I think the writer at this stage in his life worked from the outside in, focusing on the forces that are unloosed in the world, then forming images and analogies that finally can map to some story he finds. So far as we know, he never made up his stories, instead appropriated existing ones, bending them to fit his needs. So though schoolkids assiduously write about the "themes" of this, it is instead rooted in something more abstract and powerful.
A good actor, a smart one, will know this and work hard with the director to create not a character but a world that buffets a character. A good actor-director like Welles will have devised some cinematic devices to make this work. Welles used cinematic architecture by this I mean physical walls and spaces in what still seems to be the highest achievement of that approach.

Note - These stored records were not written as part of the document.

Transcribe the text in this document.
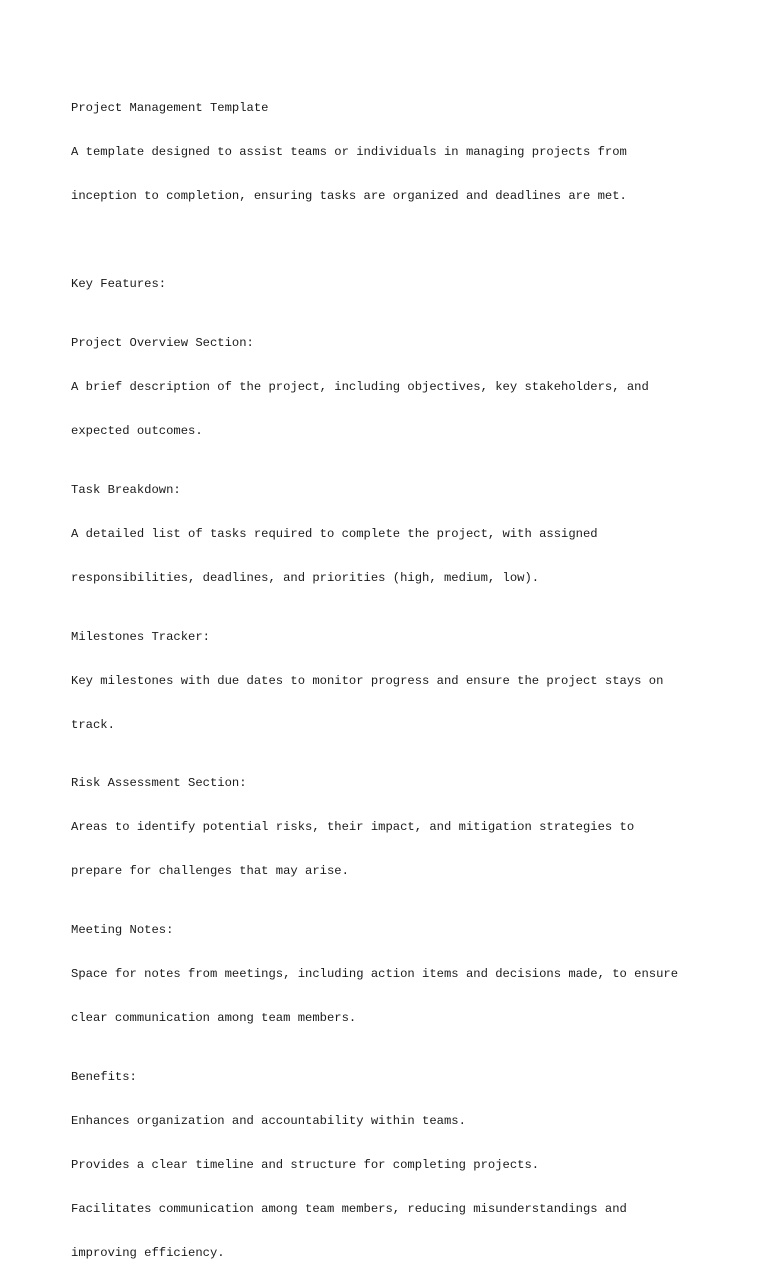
Project Management Template

A template designed to assist teams or individuals in managing projects from

inception to completion, ensuring tasks are organized and deadlines are met.

Key Features:

Project Overview Section:

A brief description of the project, including objectives, key stakeholders, and

expected outcomes.

Task Breakdown:

A detailed list of tasks required to complete the project, with assigned

responsibilities, deadlines, and priorities (high, medium, low).

Milestones Tracker:

Key milestones with due dates to monitor progress and ensure the project stays on

track.

Risk Assessment Section:

Areas to identify potential risks, their impact, and mitigation strategies to

prepare for challenges that may arise.

Meeting Notes:

Space for notes from meetings, including action items and decisions made, to ensure

clear communication among team members.

Benefits:

Enhances organization and accountability within teams.

Provides a clear timeline and structure for completing projects.

Facilitates communication among team members, reducing misunderstandings and

improving efficiency.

A bad actor, and actor that ONLY knows acting, will jump on these lines and think they have to do with defining a man and his urges. He will ignore how those urges and the complementary ones of those around him, are pulled from afar, deep in celestial machine. He will ignore the very notion of tragedy, the inevitability of the end because of the world, not the man.
Hopkins is a bad actor. The BBC is spineless in its decisions. This is worthless, unless while you are bored you think about the forces in the world that tragically drive this to be the corpse it is.
Ted's Evaluation -- 1 of 3: You can find something better to do with this part of your life.